India’s headline CPI inflation for November stood at 0.71% (YoY), 46 basis points higher than October, when inflation had dropped to 0.25% — the lowest level in the current CPI series.
The data released by the government noted that the rise in headline inflation is mainly due to higher prices of: Vegetables, eggs, meat & fish, spices, and fuel & light.
Food inflation stayed in deflation at 3.91% in November compared to a year ago. It also marks an increase of 111 basis points from the October food inflation.
Key highlights from November CPI data
Rural CPI rose to 0.10%, improving from –0.25% in October. Food inflation in rural India also eased slightly to –4.05% compared to –4.85% in the previous month.
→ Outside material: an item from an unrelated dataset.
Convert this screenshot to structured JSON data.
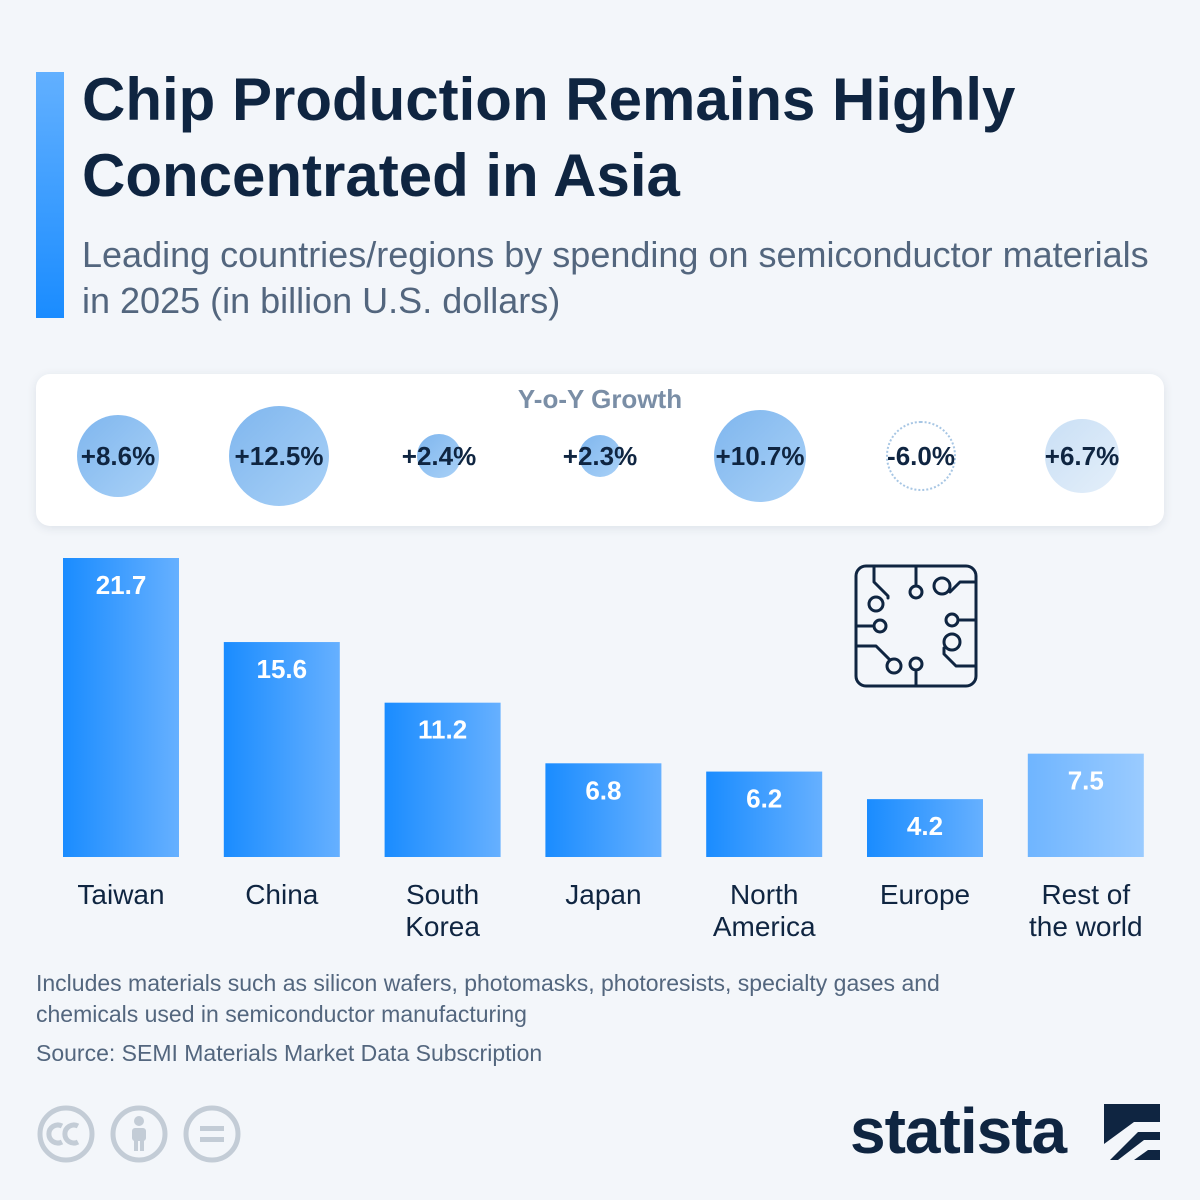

Urban inflation increased to 1.40% in November from 0.88% in October. Food inflation in cities improved to –3.60%, up from –5.18% a month earlier.
Fuel and light inflation for November was 2.32% against 1.98% in October.
ICRA expects F&B deflation to narrow further in December
ICRA noted, in the F&B segment, as many as 8 of the 12 sub-segments witnessed a hardening in their YoY prints in November as compared to October. Nevertheless, vegetables and pulses remained in the deflationary zone for the tenth consecutive month, while spices sustained in this territory for the seventeenth month in a row. These three items account for approximately 24% of the F&B segment by weight, and trends in these segments have weighed on food inflation prints in 8M FY26.
“Looking ahead, the YoY prints for most food items have hardened during December 1-11, 2025 vis-à-vis November 2025, even as a fairly large number of these remained in the deflationary zone. Tomato prices, in particular, have surged in early December 2025, which may temper the typical seasonal dip that is seen in the vegetables index in December every year. ICRA expects the CPI deflation in the F&B segment to narrow further in December 2025,” noted Aditi Nayar, economist of ICRA.
The Reserve Bank, earlier this month, significantly lowered the inflation projection for the current fiscal to 2 per cent from 2.6 per cent estimated earlier, as the economy continues to witness rapid disinflation.